When it’s cold outside and you’re full of bagels, sometimes you just wanna go where everybody knows your name. Last night, that place was charming resto Casa Del Popolo for a nine-bands-and-counting Blocks Recording Club showcase that was like a mini Toronto reunion. Starting the night with geek-chic élan, local comedian David Dineen-Porter, a.k.a. PDF Format, charmed guests with extensive, hilarious concert banter. An explanation for the back-story behind chip tune track “We Shall Krill” (a boy takes a bearded tree-whale back to the sea to chomp down on krill, obviously) was especially funny, particularly when Porter recruited a member of Brides to sing the chorus. With two microphones and a charged Gameboy, a cover of the Beach Boys’ “God Only Knows” hit home as Porter harmonized with himself through a microphone augmented by a vocoder. It was one band down, eight to go — though Katie Stelmanis reportedly cancelled after her bus broke down on the road, quelle domage.
Best Montreal purchase yet? A floppy fur-lined lumberjack hat that makes me look like Frances McDormand’s pregnant cop in Fargo. I needed it for the long, cold bike ride down St. Laurent for Fever Ray’s close-to-last-ever show at Metropolis, an expansive, elegant venue that makes Massey Hall look like your high-school auditorium. In what would either be the greatest or most terrifying show if you were on mushrooms, Fever Ray’s theatricality never outshone the mysterious, ambient drones of her voice. Still this was a production that included a fog machine that near blanketed the stage and 50-foot lasers that appeared to hurtle out in front of you. Ray even entered the stage with a hulky wildebeest costume that caused “Mon dieu!” responses all the way through the balcony. Bongo percussion gave the band’s lilting electronica a Tropicalia flare, though I couldn’t shake the feeling that this show was oddly akin to the fantasy sex den Tom Cruise stumbles upon in Eyes Wide Shut. No wonder I Killed My Mother director Xavier Dolan told me that this was the show to see at a Greek social club–cum-espresso hotspot earlier that day as Canadiens fans screamed during the first hockey game of the season.
Pop Montreal has a history of making musicians relevant again, and no one’s in need of positive press than Juice Crew member/sham Ph.D student Roxanne Shante. Though we won’t get the full story of her life until tomorrow’s keynote speech, Shante took stage after a near 30-minute delay soundtracked by an amiable DJ at the dingy Club Lambi. “If I’m gonna hip-hop, I gotta feel hip-hop,” said the squeaky-voiced MC from Queensbridge, switching up her boots for old school Adidas and layering on the gold chains. Yet aside from a brief rendition of her old school fare (where’s “Roxanne’s Revenge” at?), Shante was more interested in giving props to old school hip-hop, in an at-first endearing, then bloody annoying game of “Name That Hip-Hop Song.” “If you know this motherfucking song, let me hear you sing along,” pipped Shante to tracks by LL Cool J, Salt N’ Pepa and Biz Markie as we threw our hands up in the air, eventually in desperation. Freestylin’ rhymes like “here for y’all” and “Montreal,” Shante was a friendly though disappointing performer, though her flirting with the crowd by way of deeming us “sexy-ass Canadians” was a nice sentiment.

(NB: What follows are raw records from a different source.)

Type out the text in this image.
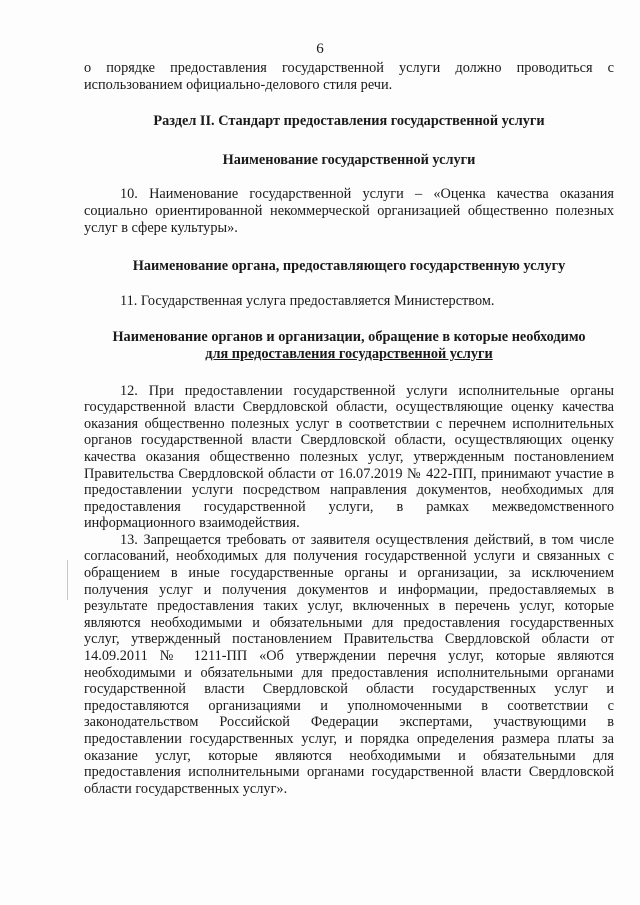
6

о порядке предоставления государственной услуги должно проводиться с использованием официально-делового стиля речи.

Раздел II. Стандарт предоставления государственной услуги

Наименование государственной услуги

10. Наименование государственной услуги – «Оценка качества оказания социально ориентированной некоммерческой организацией общественно полезных услуг в сфере культуры».

Наименование органа, предоставляющего государственную услугу

11. Государственная услуга предоставляется Министерством.

Наименование органов и организации, обращение в которые необходимо

для предоставления государственной услуги

12. При предоставлении государственной услуги исполнительные органы государственной власти Свердловской области, осуществляющие оценку качества оказания общественно полезных услуг в соответствии с перечнем исполнительных органов государственной власти Свердловской области, осуществляющих оценку качества оказания общественно полезных услуг, утвержденным постановлением Правительства Свердловской области от 16.07.2019 № 422-ПП, принимают участие в предоставлении услуги посредством направления документов, необходимых для предоставления государственной услуги, в рамках межведомственного информационного взаимодействия.

13. Запрещается требовать от заявителя осуществления действий, в том числе согласований, необходимых для получения государственной услуги и связанных с обращением в иные государственные органы и организации, за исключением получения услуг и получения документов и информации, предоставляемых в результате предоставления таких услуг, включенных в перечень услуг, которые являются необходимыми и обязательными для предоставления государственных услуг, утвержденный постановлением Правительства Свердловской области от 14.09.2011 № 1211-ПП «Об утверждении перечня услуг, которые являются необходимыми и обязательными для предоставления исполнительными органами государственной власти Свердловской области государственных услуг и предоставляются организациями и уполномоченными в соответствии с законодательством Российской Федерации экспертами, участвующими в предоставлении государственных услуг, и порядка определения размера платы за оказание услуг, которые являются необходимыми и обязательными для предоставления исполнительными органами государственной власти Свердловской области государственных услуг».
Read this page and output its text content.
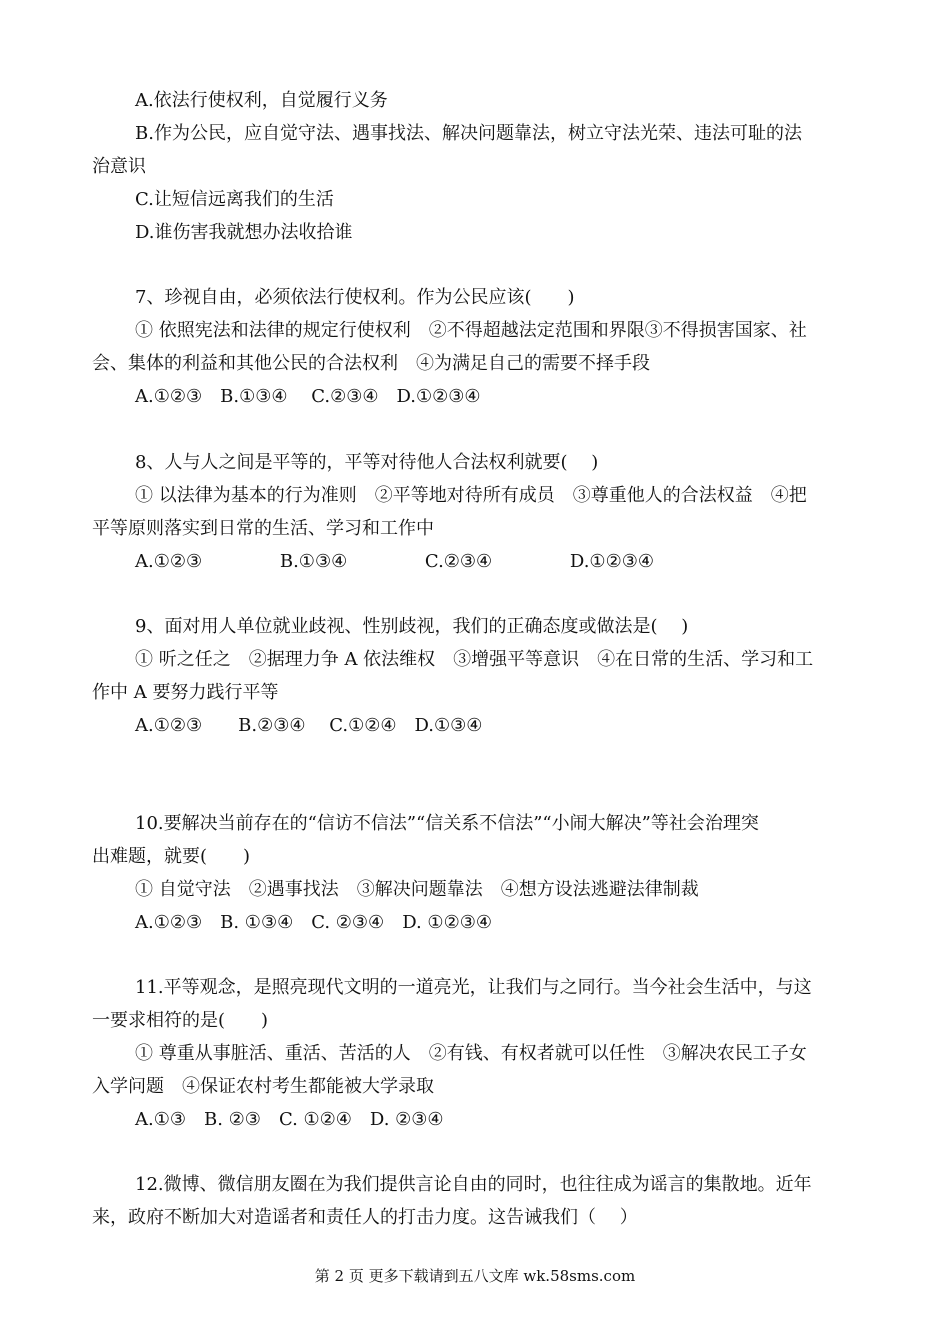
A.依法行使权利，自觉履行义务
B.作为公民，应自觉守法、遇事找法、解决问题靠法，树立守法光荣、违法可耻的法
治意识
C.让短信远离我们的生活
D.谁伤害我就想办法收拾谁
7、珍视自由，必须依法行使权利。作为公民应该(　　)
① 依照宪法和法律的规定行使权利　②不得超越法定范围和界限③不得损害国家、社
会、集体的利益和其他公民的合法权利　④为满足自己的需要不择手段
A.①②③　B.①③④　 C.②③④　D.①②③④
8、人与人之间是平等的，平等对待他人合法权利就要(　 )
① 以法律为基本的行为准则　②平等地对待所有成员　③尊重他人的合法权益　④把
平等原则落实到日常的生活、学习和工作中
A.①②③　　　　 B.①③④　　　　 C.②③④　　　　 D.①②③④
9、面对用人单位就业歧视、性别歧视，我们的正确态度或做法是(　 )
① 听之任之　②据理力争 A 依法维权　③增强平等意识　④在日常的生活、学习和工
作中 A 要努力践行平等
A.①②③　　B.②③④　 C.①②④　D.①③④
10.要解决当前存在的“信访不信法”“信关系不信法”“小闹大解决”等社会治理突
出难题，就要(　　)
① 自觉守法　②遇事找法　③解决问题靠法　④想方设法逃避法律制裁
A.①②③　B. ①③④　C. ②③④　D. ①②③④
11.平等观念，是照亮现代文明的一道亮光，让我们与之同行。当今社会生活中，与这
一要求相符的是(　　)
① 尊重从事脏活、重活、苦活的人　②有钱、有权者就可以任性　③解决农民工子女
入学问题　④保证农村考生都能被大学录取
A.①③　B. ②③　C. ①②④　D. ②③④
12.微博、微信朋友圈在为我们提供言论自由的同时，也往往成为谣言的集散地。近年
来，政府不断加大对造谣者和责任人的打击力度。这告诫我们（　 ）
第 2 页 更多下载请到五八文库 wk.58sms.com
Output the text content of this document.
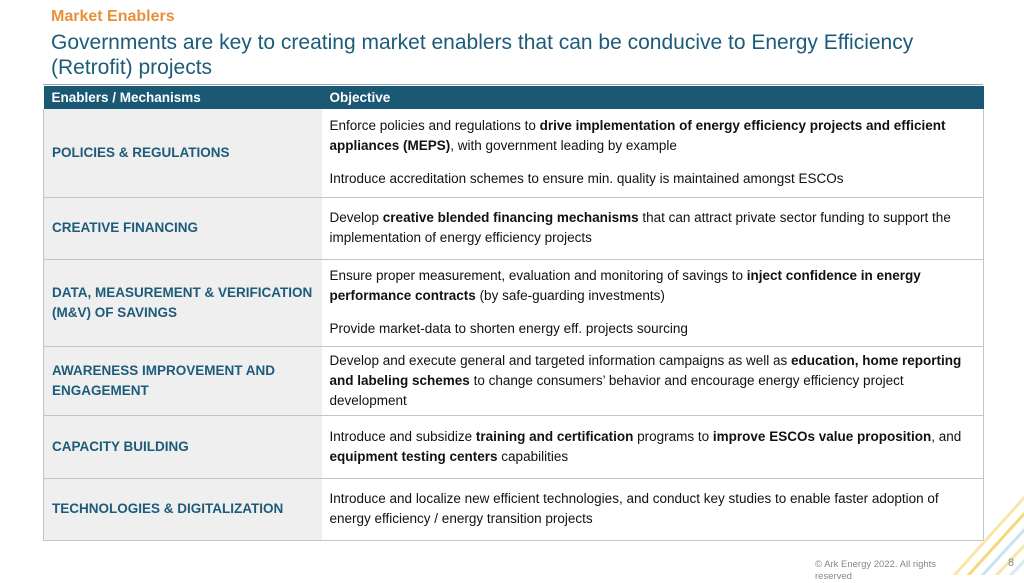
Market Enablers
Governments are key to creating market enablers that can be conducive to Energy Efficiency (Retrofit) projects
Enablers / Mechanisms	Objective
POLICIES & REGULATIONS	Enforce policies and regulations to drive implementation of energy efficiency projects and efficient appliances (MEPS), with government leading by example

Introduce accreditation schemes to ensure min. quality is maintained amongst ESCOs

CREATIVE FINANCING	Develop creative blended financing mechanisms that can attract private sector funding to support the implementation of energy efficiency projects

DATA, MEASUREMENT & VERIFICATION (M&V) OF SAVINGS	Ensure proper measurement, evaluation and monitoring of savings to inject confidence in energy performance contracts (by safe-guarding investments)

Provide market-data to shorten energy eff. projects sourcing

AWARENESS IMPROVEMENT AND ENGAGEMENT	Develop and execute general and targeted information campaigns as well as education, home reporting and labeling schemes to change consumers’ behavior and encourage energy efficiency project development

CAPACITY BUILDING	Introduce and subsidize training and certification programs to improve ESCOs value proposition, and equipment testing centers capabilities

TECHNOLOGIES & DIGITALIZATION	Introduce and localize new efficient technologies, and conduct key studies to enable faster adoption of energy efficiency / energy transition projects

© Ark Energy 2022. All rights reserved
8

The place to be on St. Laurent in the wee hours was apparently La Salle Verte — a grimier, more fluorescent version of Toronto’s Green Room, where Chain and the Gang member Ian Svenonius was holding court as the soul dance party’s DJ. Though the indie-celeb appearances were off the hook (I spotted Slim Twig, Diamond Rings and Cadence Weapon slow dancing with a carnation behind his ear), Svenonius was trying to initiate a competitive dance contest to an all-soul playlist. When asked for comment, all the iconic rocker could do was make love. “You’re so cute,” he told me, moving in for a kiss. When in Montreal, do as the Washington post-hardcore musicians do?